Everybody working on a project has their role to play, and this includes the project manager. Indeed, while all employees are essential to a degree, the project manager is often the most essential.
If you’re the project manager, it’s your job to lead and guide the team throughout the task. You need to be able to help coordinate everything, and this means working closely with the team members involved.
Because employees are typically on the front line, they will have a lot of information and insight regarding the project and how it should be done. With this in mind, you should ask questions of your team to help them fully understand the scope of the work. As the project manager, below are just a few examples of questions you should ask.
1. Do you have any suggestions?
Some of your employees will likely have had past experience working on similar projects. This makes it a good idea to ask the team for any suggestions they might have on how to ensure the project is successful.
Get the whole team involved so different employees can share their ideas with each other as well as with you. Use a video conferencing platform if necessary to get as many people involved as possible. Junior members of the team should also be involved even if they don’t have any suggestions to offer. This will help them to understand the processes better, which will help them better understand their role in the project.
2. What do you need from me?
The project manager is typically the one person in the team who can manage upward and get permissions and resources from the people in charge. Is video conferencing needed? Would digital signage help with project management? What about transportation? Are there enough people working on the project?
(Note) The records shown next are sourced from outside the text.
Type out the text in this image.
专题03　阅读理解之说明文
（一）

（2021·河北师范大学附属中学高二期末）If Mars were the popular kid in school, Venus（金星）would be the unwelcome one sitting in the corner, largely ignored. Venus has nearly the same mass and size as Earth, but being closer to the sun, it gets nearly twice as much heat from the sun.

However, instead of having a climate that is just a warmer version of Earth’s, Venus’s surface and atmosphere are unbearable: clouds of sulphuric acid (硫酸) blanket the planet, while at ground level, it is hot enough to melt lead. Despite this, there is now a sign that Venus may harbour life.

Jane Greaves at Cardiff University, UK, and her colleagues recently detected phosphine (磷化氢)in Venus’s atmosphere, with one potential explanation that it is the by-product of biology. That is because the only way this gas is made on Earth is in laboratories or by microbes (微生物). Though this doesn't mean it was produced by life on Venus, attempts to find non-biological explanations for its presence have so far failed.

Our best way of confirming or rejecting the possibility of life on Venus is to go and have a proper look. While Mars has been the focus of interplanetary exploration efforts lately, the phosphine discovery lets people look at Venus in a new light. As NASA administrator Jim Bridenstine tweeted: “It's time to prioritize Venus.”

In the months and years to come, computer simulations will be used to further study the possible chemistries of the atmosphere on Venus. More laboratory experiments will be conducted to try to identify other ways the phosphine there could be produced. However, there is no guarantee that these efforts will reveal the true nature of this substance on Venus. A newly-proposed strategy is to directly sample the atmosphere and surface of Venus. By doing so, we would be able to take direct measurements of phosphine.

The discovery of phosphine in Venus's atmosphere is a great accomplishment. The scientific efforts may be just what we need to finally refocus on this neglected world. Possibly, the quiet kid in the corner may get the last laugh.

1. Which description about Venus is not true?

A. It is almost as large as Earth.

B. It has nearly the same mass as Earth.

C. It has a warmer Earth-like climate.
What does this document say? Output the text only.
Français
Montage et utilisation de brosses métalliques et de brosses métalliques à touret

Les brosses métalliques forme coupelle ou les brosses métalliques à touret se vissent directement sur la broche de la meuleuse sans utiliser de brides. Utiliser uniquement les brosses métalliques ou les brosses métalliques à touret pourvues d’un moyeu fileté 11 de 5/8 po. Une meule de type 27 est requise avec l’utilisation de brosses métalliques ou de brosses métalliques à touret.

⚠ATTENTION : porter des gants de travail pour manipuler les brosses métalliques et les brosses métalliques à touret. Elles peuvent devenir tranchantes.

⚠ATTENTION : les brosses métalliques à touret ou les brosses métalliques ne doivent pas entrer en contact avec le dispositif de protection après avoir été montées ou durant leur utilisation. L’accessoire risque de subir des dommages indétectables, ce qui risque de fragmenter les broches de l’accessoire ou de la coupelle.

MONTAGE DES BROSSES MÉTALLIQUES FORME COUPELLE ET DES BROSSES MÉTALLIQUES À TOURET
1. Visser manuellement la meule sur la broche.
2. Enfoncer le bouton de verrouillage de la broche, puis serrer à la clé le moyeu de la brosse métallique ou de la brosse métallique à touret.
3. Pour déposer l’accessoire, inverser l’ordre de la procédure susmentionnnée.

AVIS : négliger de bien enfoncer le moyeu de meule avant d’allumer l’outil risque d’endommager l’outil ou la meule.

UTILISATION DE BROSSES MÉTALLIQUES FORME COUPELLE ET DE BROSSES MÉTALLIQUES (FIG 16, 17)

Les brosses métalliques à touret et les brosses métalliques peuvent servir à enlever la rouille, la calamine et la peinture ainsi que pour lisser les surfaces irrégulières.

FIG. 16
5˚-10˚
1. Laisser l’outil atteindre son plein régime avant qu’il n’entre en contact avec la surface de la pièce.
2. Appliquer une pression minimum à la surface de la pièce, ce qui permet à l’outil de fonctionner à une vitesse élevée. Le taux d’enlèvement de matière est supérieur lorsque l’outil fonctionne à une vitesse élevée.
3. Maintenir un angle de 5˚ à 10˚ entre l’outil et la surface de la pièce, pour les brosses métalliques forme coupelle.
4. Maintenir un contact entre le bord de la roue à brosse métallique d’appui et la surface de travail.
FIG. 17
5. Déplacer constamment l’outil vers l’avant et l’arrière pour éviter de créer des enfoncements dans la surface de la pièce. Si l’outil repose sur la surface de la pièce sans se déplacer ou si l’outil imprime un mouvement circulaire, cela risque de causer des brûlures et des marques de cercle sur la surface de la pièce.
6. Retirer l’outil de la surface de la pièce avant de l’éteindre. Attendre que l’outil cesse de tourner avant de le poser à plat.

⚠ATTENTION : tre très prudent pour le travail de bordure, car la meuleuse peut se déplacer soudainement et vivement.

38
These issues, and many more, are matters that you should be aware of so your team has what it needs and any barriers can be removed.
If your team doesn’t have all it needs then productivity can be negatively impacted, and projects may even grind to a complete halt.
3. How long will tasks take?
Any project will have deadlines, and meeting deadlines is often imperative. In addition to the overall completion deadline, there will also need to be deadlines for various stages of the project. In many cases, some tasks will be dependent on the completion of other tasks, and it can take a delay in one process to bring everything else to a standstill.
Also, ask if the deadlines set are realistic. You might otherwise end up putting your employees under a lot of necessary stress through no fault of their own. If the deadlines are not realistic you might need to consider reallocating staff from one task to another or maybe even taking on new staff.
Don’t forget to use project management software to help you plan and organize with visuals like Gantt charts that help everybody understand the timeframes better.
4. Who is responsible for which tasks?
As the project manager, you must determine who is working on what. This is important because you need to be sure that every task has somebody working on it, and that the right people are working on the jobs that best suit their skills.
Knowing who is responsible for what is also important when it comes to accountability. It’s not that you should be looking to get people in trouble if something goes wrong, but if a problem occurs, knowing who to approach is necessary to find out what went wrong and how it can be fixed. It’s also important when it comes to understanding processes thoroughly to help ensure they go as smoothly as possible.
5. Who are the leaders on the team?
A project manager cannot be everywhere, so the rest of the team will need to spend a lot of the time working without you. However, there are likely to be leaders within the team who can help keep everything running on track.
A leader should ideally be somebody who has experience in similar projects because they are more likely to know what to do if something goes wrong. When you have identified your leaders you can delegate responsibilities onto them to help you focus on other tasks. Be sure to check in with your leaders regularly to ensure everything is running as it should.
6. What could go wrong?
Things will sometimes go wrong even for the best-prepared teams. In many cases it will be down to external influences the team has no control over. In others, it will be down to internal issues that were easier to avoid.
As your front-line troops, some of your employees will have seen how things can sometimes go awry. Make the most of their knowledge and experience to try and put contingency plans in place in case things don’t go according to plan. This will help you keep everything headed in the right direction.
As a project manager, if you don’t ask your team about a project then you could be missing out on one of the most valuable resources you have – experience. Even though a project manager is likely to be experienced themselves, there can still be so much to draw from other people around them. Tapping into this experience and knowledge can help to ensure that any project you manage runs as smoothly as possible.